In many cases, users may frequently change constants in their queries. These changes would invalidate the cached query plan, making it necessary to re-interpret the query. To avoid the reinterpretation, TigerGraph employs a process known as query normalization.

Query normalization helps maintain the validity of the cached query plan even when constants in the query change. Here’s how it works:

  1. Extract Constants: TigerGraph identifies and extracts constants from the query. For example, values like specific numbers or strings in the WHERE clause are identified as constants.

  2. Bind Variables: The extracted constants are replaced with query parameters. This ensures that even if the constant values change, the query text itself remains unchanged.

  3. Cache the Normalized Query Plan: The normalized query plan is cached, and since the text of the query doesn’t change (only the constants are replaced with parameters), the plan remains valid even when the constants change.

Example of Query Normalization

INTERPRET QUERY () {
 L = SELECT s
   FROM Person:s
   WHERE s.id >= 100 AND s.lastName == "Wang"
   ;
 R = SELECT t
   FROM L:s -(LIKES>:e)- Comment:t
   WHERE e.creationDate >= "1982-02-06 00:00:00" AND t.id >= 1200;
 PRINT R.size() AS result_size;
}

In the example above, the query has constants like 100 and "Wang", which are likely to change over time. After normalization, the query would look like this:

INTERPRET QUERY (INT GSQL_p1, STRING GSQL_p2, STRING GSQL_p3, INT GSQL_p4) {
  L = SELECT s
    FROM Person:s
    WHERE s.id >= GSQL_p1 AND s.lastName == GSQL_p2;
  R = SELECT t
    FROM L:s -(LIKES>:e)- Comment:t
    WHERE e.creationDate >= GSQL_p3 AND t.id >= GSQL_p4;
  PRINT R.size() AS result_size;
}

Here, the constants 100, "Wang", "1982-02-06 00:00:00", and 1200 have been replaced with query parameters (GSQL_p1, GSQL_p2, GSQL_p3, GSQL_p4). This allows the query plan to remain valid even if the values of these constants change in future executions.

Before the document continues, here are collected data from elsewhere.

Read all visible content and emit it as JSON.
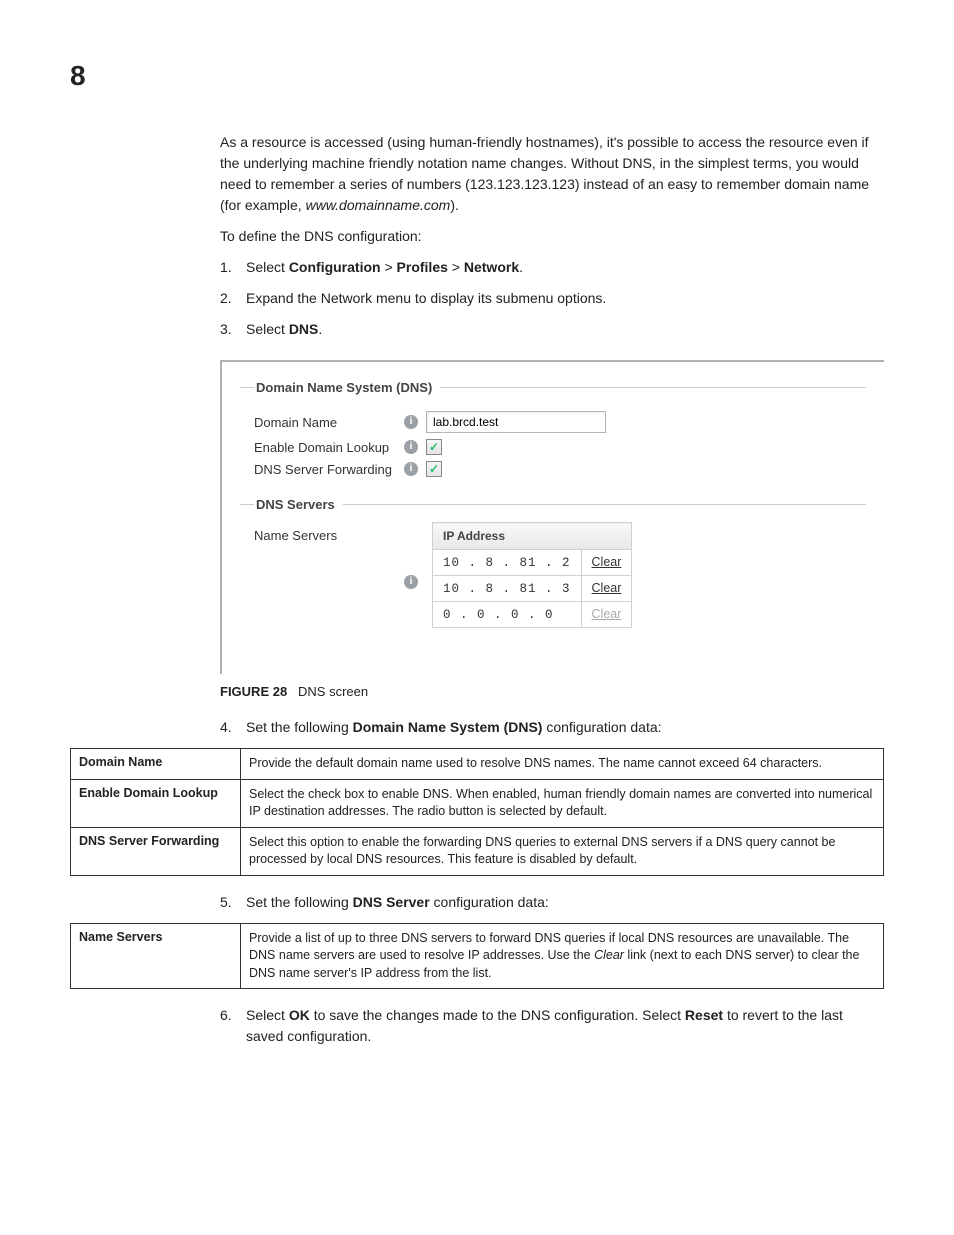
{
  "page": {
    "chapter_number": "8"
  },
  "intro_para": "As a resource is accessed (using human-friendly hostnames), it's possible to access the resource even if the underlying machine friendly notation name changes. Without DNS, in the simplest terms, you would need to remember a series of numbers (123.123.123.123) instead of an easy to remember domain name (for example, ",
  "intro_example": "www.domainname.com",
  "intro_tail": ").",
  "define_line": "To define the DNS configuration:",
  "steps": {
    "s1_pre": "Select ",
    "s1_b1": "Configuration",
    "s1_mid1": " > ",
    "s1_b2": "Profiles",
    "s1_mid2": " > ",
    "s1_b3": "Network",
    "s1_tail": ".",
    "s2": "Expand the Network menu to display its submenu options.",
    "s3_pre": "Select ",
    "s3_b": "DNS",
    "s3_tail": ".",
    "s4_pre": "Set the following ",
    "s4_b": "Domain Name System (DNS)",
    "s4_tail": " configuration data:",
    "s5_pre": "Set the following ",
    "s5_b": "DNS Server",
    "s5_tail": " configuration data:",
    "s6_pre": "Select ",
    "s6_b1": "OK",
    "s6_mid": " to save the changes made to the DNS configuration. Select ",
    "s6_b2": "Reset",
    "s6_tail": " to revert to the last saved configuration."
  },
  "screenshot": {
    "legend_dns": "Domain Name System (DNS)",
    "legend_servers": "DNS Servers",
    "labels": {
      "domain_name": "Domain Name",
      "enable_lookup": "Enable Domain Lookup",
      "forwarding": "DNS Server Forwarding",
      "name_servers": "Name Servers"
    },
    "domain_value": "lab.brcd.test",
    "ip_header": "IP Address",
    "ips": [
      "10 .  8 . 81 .  2",
      "10 .  8 . 81 .  3",
      " 0 .  0 .  0 .  0"
    ],
    "clear": "Clear"
  },
  "figure": {
    "num": "FIGURE 28",
    "caption": "DNS screen"
  },
  "table1": {
    "r1h": "Domain Name",
    "r1d": "Provide the default domain name used to resolve DNS names. The name cannot exceed 64 characters.",
    "r2h": "Enable Domain Lookup",
    "r2d": "Select the check box to enable DNS. When enabled, human friendly domain names are converted into numerical IP destination addresses. The radio button is selected by default.",
    "r3h": "DNS Server Forwarding",
    "r3d": "Select this option to enable the forwarding DNS queries to external DNS servers if a DNS query cannot be processed by local DNS resources. This feature is disabled by default."
  },
  "table2": {
    "r1h": "Name Servers",
    "r1d_pre": "Provide a list of up to three DNS servers to forward DNS queries if local DNS resources are unavailable. The DNS name servers are used to resolve IP addresses. Use the ",
    "r1d_it": "Clear",
    "r1d_post": " link (next to each DNS server) to clear the DNS name server's IP address from the list."
  }
}
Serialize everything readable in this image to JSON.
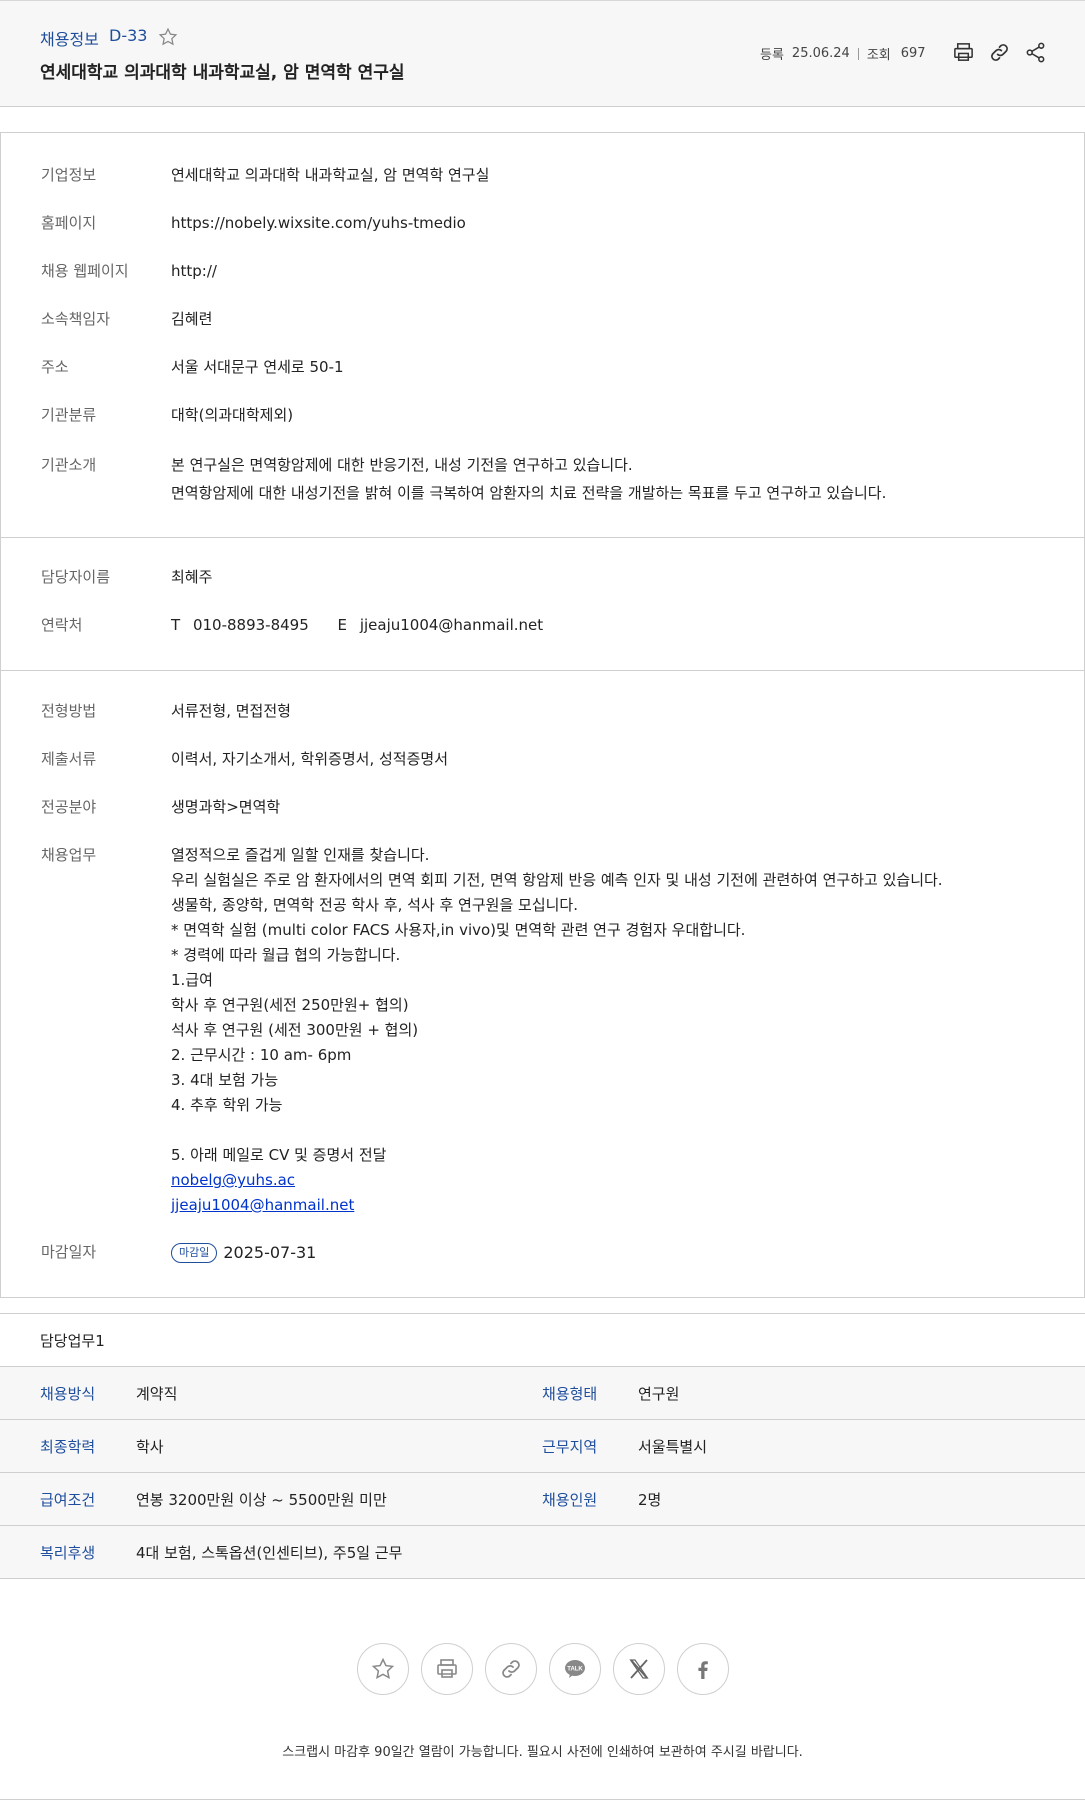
{
  "header": {
    "tag": "채용정보",
    "dday": "D-33",
    "title": "연세대학교 의과대학 내과학교실, 암 면역학 연구실",
    "registered_label": "등록",
    "registered_date": "25.06.24",
    "views_label": "조회",
    "views_count": "697",
    "icons": [
      "star-icon",
      "print-icon",
      "link-icon",
      "share-icon"
    ]
  },
  "company": {
    "info_label": "기업정보",
    "info_value": "연세대학교 의과대학 내과학교실, 암 면역학 연구실",
    "homepage_label": "홈페이지",
    "homepage_value": "https://nobely.wixsite.com/yuhs-tmedio",
    "recruit_page_label": "채용 웹페이지",
    "recruit_page_value": "http://",
    "manager_label": "소속책임자",
    "manager_value": "김혜련",
    "address_label": "주소",
    "address_value": "서울 서대문구 연세로 50-1",
    "category_label": "기관분류",
    "category_value": "대학(의과대학제외)",
    "intro_label": "기관소개",
    "intro_lines": [
      "본 연구실은 면역항암제에 대한 반응기전, 내성 기전을 연구하고 있습니다.",
      "면역항암제에 대한 내성기전을 밝혀 이를 극복하여 암환자의 치료 전략을 개발하는 목표를 두고 연구하고 있습니다."
    ]
  },
  "contact": {
    "name_label": "담당자이름",
    "name_value": "최혜주",
    "phone_label": "연락처",
    "tel_prefix": "T",
    "tel_value": "010-8893-8495",
    "email_prefix": "E",
    "email_value": "jjeaju1004@hanmail.net"
  },
  "recruit": {
    "method_label": "전형방법",
    "method_value": "서류전형, 면접전형",
    "docs_label": "제출서류",
    "docs_value": "이력서, 자기소개서, 학위증명서, 성적증명서",
    "major_label": "전공분야",
    "major_value": "생명과학>면역학",
    "duty_label": "채용업무",
    "duty_lines": [
      "열정적으로 즐겁게 일할 인재를 찾습니다.",
      "우리 실험실은 주로 암 환자에서의 면역 회피 기전, 면역 항암제 반응 예측 인자 및 내성 기전에 관련하여 연구하고 있습니다.",
      "생물학, 종양학, 면역학 전공 학사 후, 석사 후 연구원을 모십니다.",
      "* 면역학 실험 (multi color FACS 사용자,in vivo)및 면역학 관련 연구 경험자 우대합니다.",
      "* 경력에 따라 월급 협의 가능합니다.",
      "1.급여",
      "학사 후 연구원(세전 250만원+ 협의)",
      "석사 후 연구원 (세전 300만원 + 협의)",
      "2. 근무시간 : 10 am- 6pm",
      "3. 4대 보험 가능",
      "4. 추후 학위 가능",
      "",
      "5. 아래 메일로 CV 및 증명서 전달"
    ],
    "duty_link1": "nobelg@yuhs.ac",
    "duty_link2": "jjeaju1004@hanmail.net",
    "deadline_label": "마감일자",
    "deadline_badge": "마감일",
    "deadline_value": "2025-07-31"
  },
  "duty_section": {
    "title": "담당업무1",
    "rows": [
      {
        "label1": "채용방식",
        "value1": "계약직",
        "label2": "채용형태",
        "value2": "연구원"
      },
      {
        "label1": "최종학력",
        "value1": "학사",
        "label2": "근무지역",
        "value2": "서울특별시"
      },
      {
        "label1": "급여조건",
        "value1": "연봉 3200만원 이상 ~ 5500만원 미만",
        "label2": "채용인원",
        "value2": "2명"
      },
      {
        "label1": "복리후생",
        "value1": "4대 보험, 스톡옵션(인센티브), 주5일 근무",
        "label2": "",
        "value2": ""
      }
    ]
  },
  "share_buttons": [
    "star-icon",
    "print-icon",
    "link-icon",
    "kakaotalk-icon",
    "x-icon",
    "facebook-icon"
  ],
  "footer_note": "스크랩시 마감후 90일간 열람이 가능합니다. 필요시 사전에 인쇄하여 보관하여 주시길 바랍니다.",
  "colors": {
    "accent": "#1f4e9c",
    "link": "#0033cc",
    "panel_bg": "#f7f7f7",
    "border": "#cfcfcf"
  }
}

There are two key configuration parameters available to customize the query plan cache. The GSQL.QueryPlanCache.Enable parameter enables the query plan cache, with the default value set to true. This ensures that query plans are cached to improve performance. Additionally, the GSQL.QueryPlanCache.Capacity parameter defines the maximum number of queries that can be stored in the cache, with a default value of 10,000. This capacity can be adjusted within the range of 1 to 100,000, depending on your system’s requirements.